Befehl des Präsidenten Bolivien enteignet spanischen Stromversorger

Die Firmenbüros sind bereits von Soldaten besetzt: Bolivien hat eine Tochter des spanischen Stromkonzerns REE enteignet. Das Unternehmen betreibt fast drei Viertel des nationalen Elektrizitätsnetzes - Präsident Morales hatte bereits mehrfach angekündigt, die Energieversorgung zu verstaatlichen.
Präsident Evo Morales (M.), Vizepräsident Linera (l.) am 1. Mai: Enteignung per Dekret

Präsident Evo Morales (M.), Vizepräsident Linera (l.) am 1. Mai: Enteignung per Dekret

Foto: Juan Karita/ AP

La Paz - Paukenschlag am internationalen Feiertag der Arbeiterbewegung: Der linkspopulistische bolivianische Präsident Evo Morales hat die Verstaatlichung eines Stromversorgers befohlen. Morales unterzeichnete ein Dekret, nach dem alle Aktien der Transportadora de Electricidad (TDE) von dem staatlichen Unternehmen Empresa Nacional de Electricidad (Ende) übernommen werden. TDE ist ein Tochterunternehmen des spanischen Energiekonzerns Red Eléctrica de España (REE)

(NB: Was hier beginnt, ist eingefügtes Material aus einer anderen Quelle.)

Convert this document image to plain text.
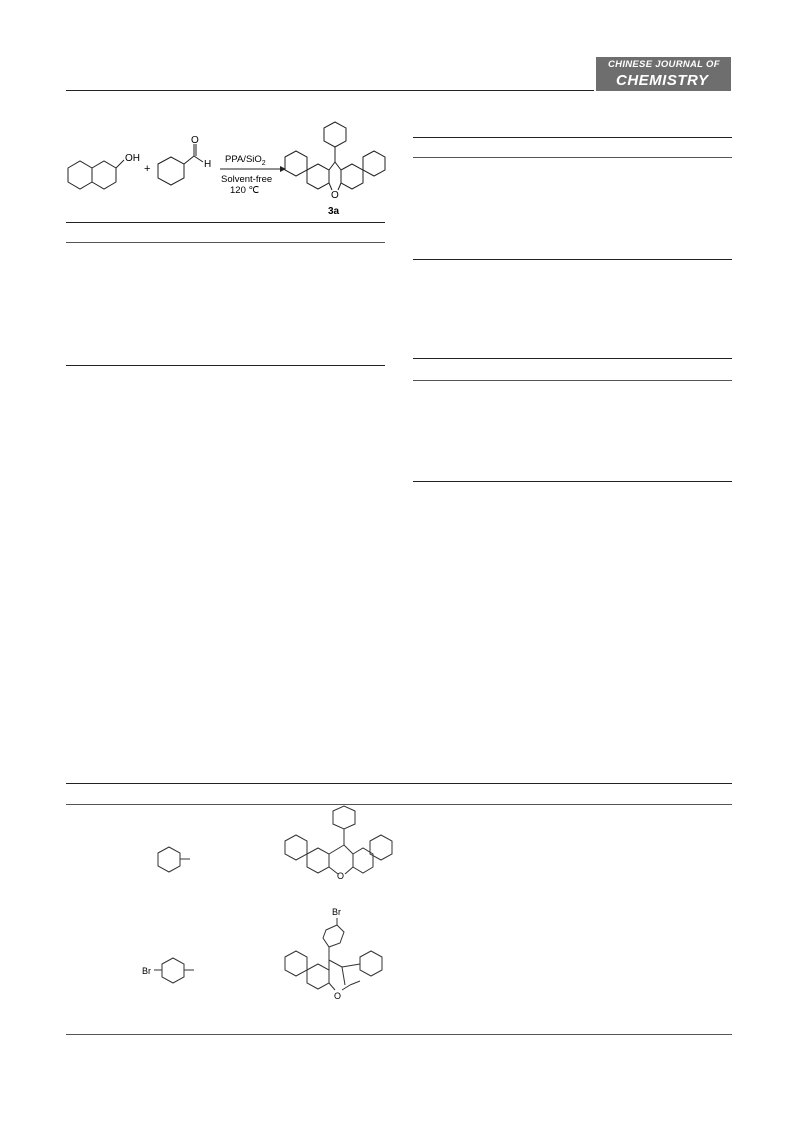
CHINESE JOURNAL OF
CHEMISTRY
OH
+
O
H PPA/SiO$_2$
Solvent-free
120 ℃	O
3a
O
Br
Br
O
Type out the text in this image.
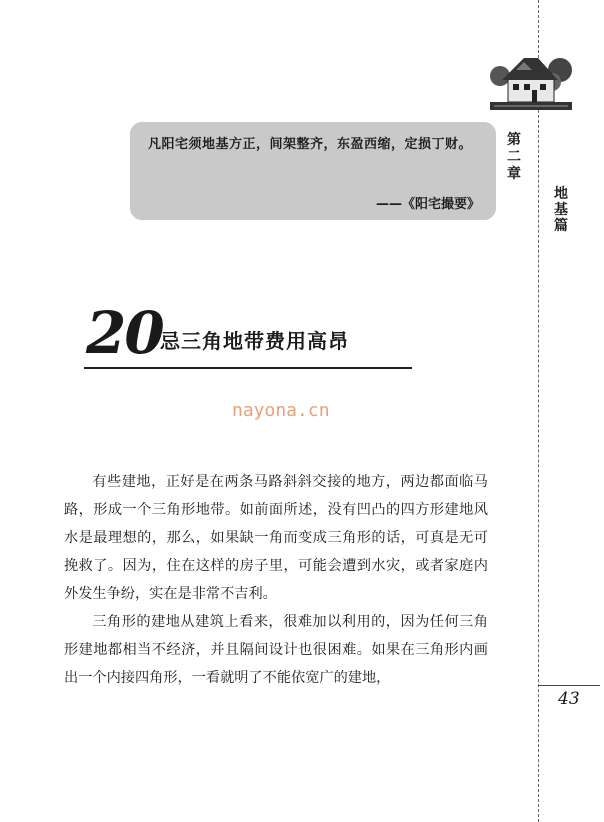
第二章
地基篇
凡阳宅须地基方正，间架整齐，东盈西缩，定损丁财。
——《阳宅撮要》
20
忌三角地带费用高昂
nayona.cn

有些建地，正好是在两条马路斜斜交接的地方，两边都面临马路，形成一个三角形地带。如前面所述，没有凹凸的四方形建地风水是最理想的，那么，如果缺一角而变成三角形的话，可真是无可挽救了。因为，住在这样的房子里，可能会遭到水灾，或者家庭内外发生争纷，实在是非常不吉利。

三角形的建地从建筑上看来，很难加以利用的，因为任何三角形建地都相当不经济，并且隔间设计也很困难。如果在三角形内画出一个内接四角形，一看就明了不能依宽广的建地，

43
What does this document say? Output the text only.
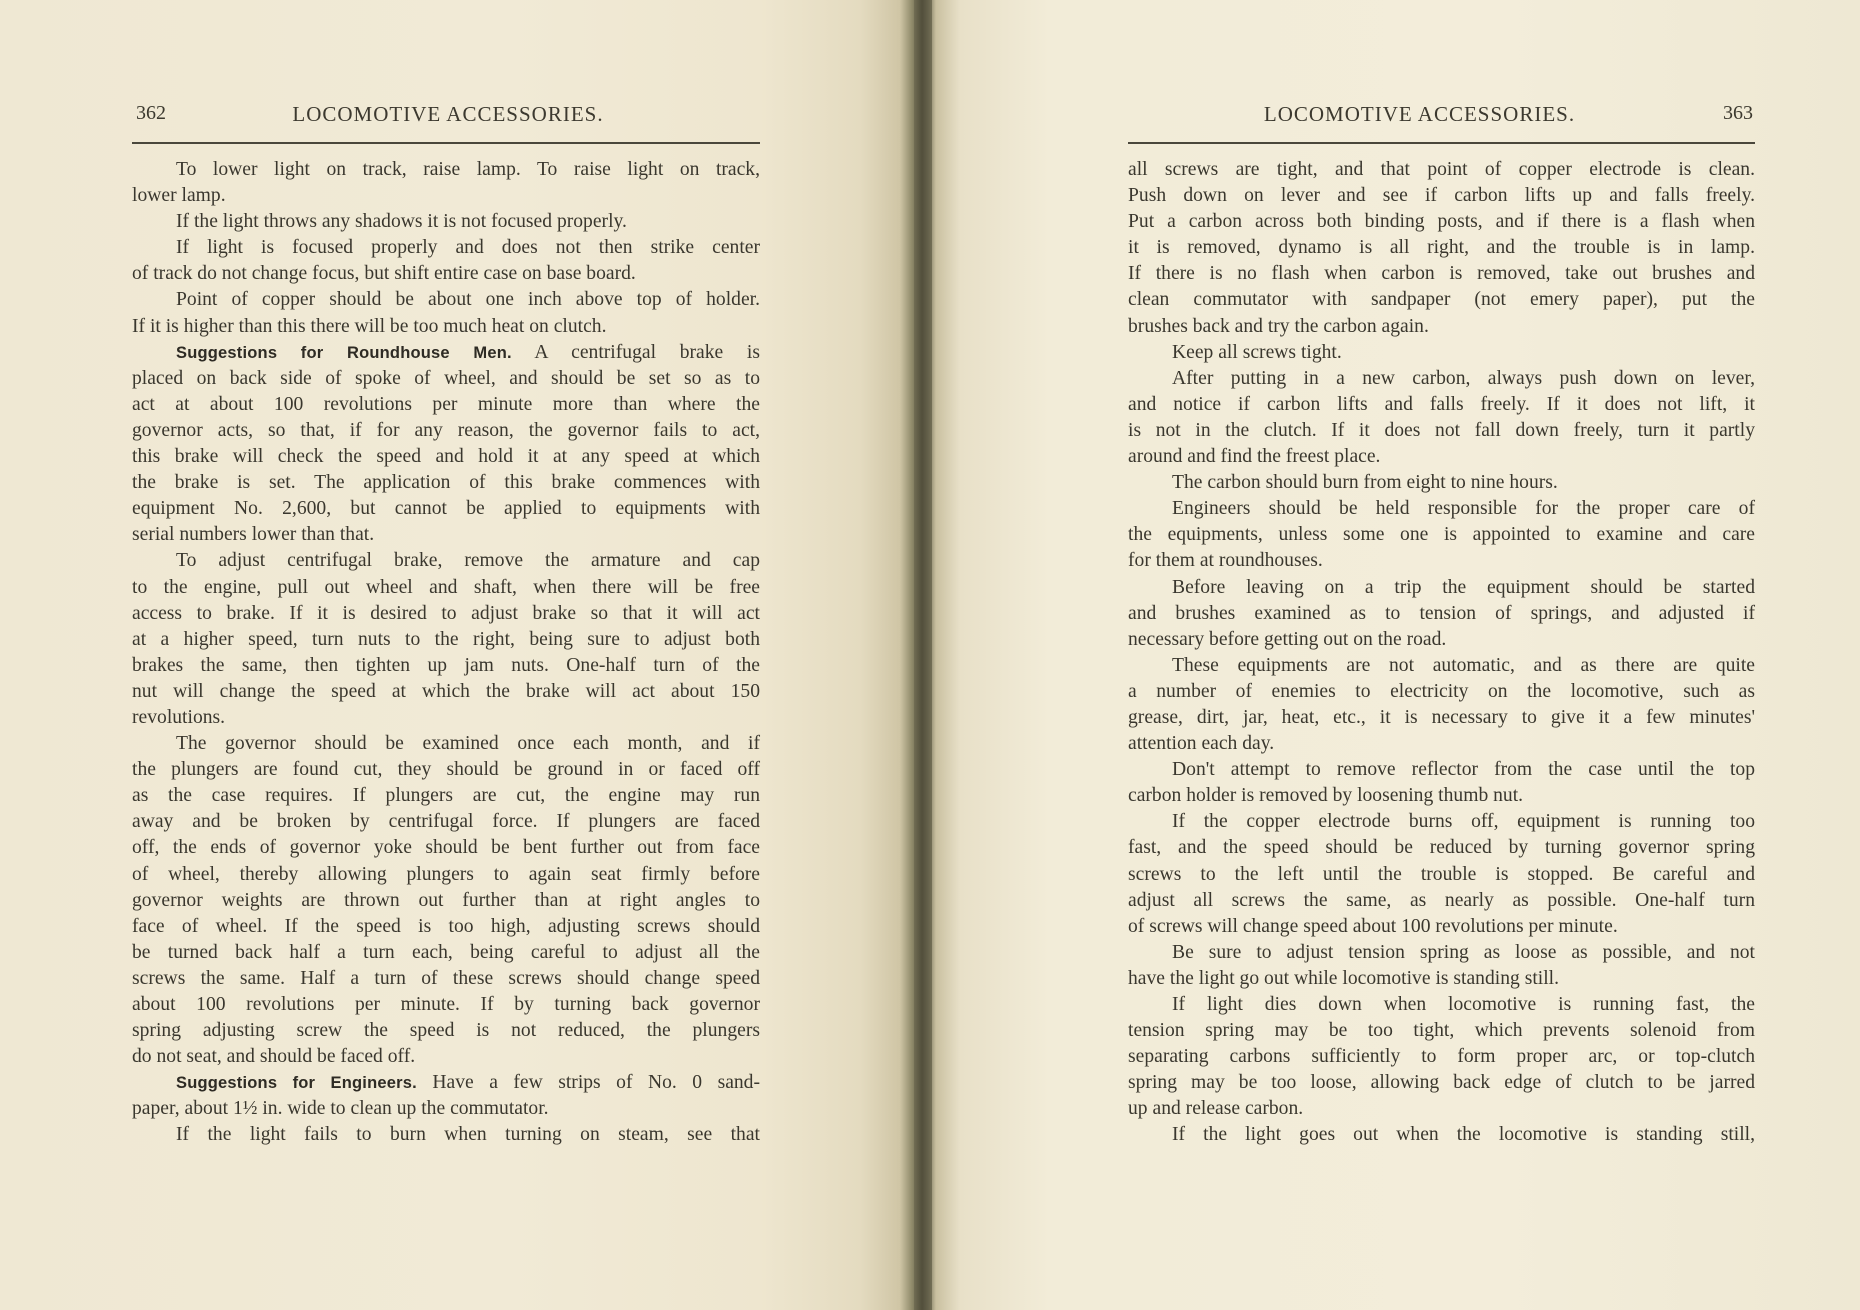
362	LOCOMOTIVE ACCESSORIES.
To lower light on track, raise lamp. To raise light on track,
lower lamp.
If the light throws any shadows it is not focused properly.
If light is focused properly and does not then strike center
of track do not change focus, but shift entire case on base board.
Point of copper should be about one inch above top of holder.
If it is higher than this there will be too much heat on clutch.
Suggestions for Roundhouse Men. A centrifugal brake is
placed on back side of spoke of wheel, and should be set so as to
act at about 100 revolutions per minute more than where the
governor acts, so that, if for any reason, the governor fails to act,
this brake will check the speed and hold it at any speed at which
the brake is set. The application of this brake commences with
equipment No. 2,600, but cannot be applied to equipments with
serial numbers lower than that.
To adjust centrifugal brake, remove the armature and cap
to the engine, pull out wheel and shaft, when there will be free
access to brake. If it is desired to adjust brake so that it will act
at a higher speed, turn nuts to the right, being sure to adjust both
brakes the same, then tighten up jam nuts. One-half turn of the
nut will change the speed at which the brake will act about 150
revolutions.
The governor should be examined once each month, and if
the plungers are found cut, they should be ground in or faced off
as the case requires. If plungers are cut, the engine may run
away and be broken by centrifugal force. If plungers are faced
off, the ends of governor yoke should be bent further out from face
of wheel, thereby allowing plungers to again seat firmly before
governor weights are thrown out further than at right angles to
face of wheel. If the speed is too high, adjusting screws should
be turned back half a turn each, being careful to adjust all the
screws the same. Half a turn of these screws should change speed
about 100 revolutions per minute. If by turning back governor
spring adjusting screw the speed is not reduced, the plungers
do not seat, and should be faced off.
Suggestions for Engineers. Have a few strips of No. 0 sand-
paper, about 1½ in. wide to clean up the commutator.
If the light fails to burn when turning on steam, see that
LOCOMOTIVE ACCESSORIES.	363
all screws are tight, and that point of copper electrode is clean.
Push down on lever and see if carbon lifts up and falls freely.
Put a carbon across both binding posts, and if there is a flash when
it is removed, dynamo is all right, and the trouble is in lamp.
If there is no flash when carbon is removed, take out brushes and
clean commutator with sandpaper (not emery paper), put the
brushes back and try the carbon again.
Keep all screws tight.
After putting in a new carbon, always push down on lever,
and notice if carbon lifts and falls freely. If it does not lift, it
is not in the clutch. If it does not fall down freely, turn it partly
around and find the freest place.
The carbon should burn from eight to nine hours.
Engineers should be held responsible for the proper care of
the equipments, unless some one is appointed to examine and care
for them at roundhouses.
Before leaving on a trip the equipment should be started
and brushes examined as to tension of springs, and adjusted if
necessary before getting out on the road.
These equipments are not automatic, and as there are quite
a number of enemies to electricity on the locomotive, such as
grease, dirt, jar, heat, etc., it is necessary to give it a few minutes'
attention each day.
Don't attempt to remove reflector from the case until the top
carbon holder is removed by loosening thumb nut.
If the copper electrode burns off, equipment is running too
fast, and the speed should be reduced by turning governor spring
screws to the left until the trouble is stopped. Be careful and
adjust all screws the same, as nearly as possible. One-half turn
of screws will change speed about 100 revolutions per minute.
Be sure to adjust tension spring as loose as possible, and not
have the light go out while locomotive is standing still.
If light dies down when locomotive is running fast, the
tension spring may be too tight, which prevents solenoid from
separating carbons sufficiently to form proper arc, or top-clutch
spring may be too loose, allowing back edge of clutch to be jarred
up and release carbon.
If the light goes out when the locomotive is standing still,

Bei einer Mai-Kundgebung vor Gewerkschaftern im Regierungspalast Quemado in La Paz erklärte Morales, mit der Verstaatlichung solle die Kontrolle über strategisch wichtige Unternehmen wiedererlangt werden. Der Staatschef ordnete dem Kommandeur der Streitkräfte an, die Kontrolle über die Anlagen der Firma zu übernehmen. Laut der Nachrichtenagentur AP haben Soldaten bereits ohne Gegenwehr die Büros des Unternehmens im Zentrum der Stadt Cochabamba besetzt und die Nationalflagge Boliviens über den Eingang gehängt.

Das nun zwangsverstaatlichte Unternehmen spielt eine bedeutende Rolle in der Energieversorgung des Landes - Transportadora de Electricidad betreibt mit mehr als 2750 Kilometern Länge 73 Prozent des bolivianischen Elektrizitätsnetzes. Bisher befanden sich 99,94 Prozent der Aktien des größten Stromversorgers Boliviens im Besitz der spanischen REE. Im Jahr 1997 war das Unternehmen privatisiert worden. "Nur um es der nationalen und internationalen Öffentlichkeit zu verdeutlichen: Wir verstaatlichen ein Unternehmen, das zuvor uns gehört hat", sagte Morales bei seinem öffentlichen Auftritt.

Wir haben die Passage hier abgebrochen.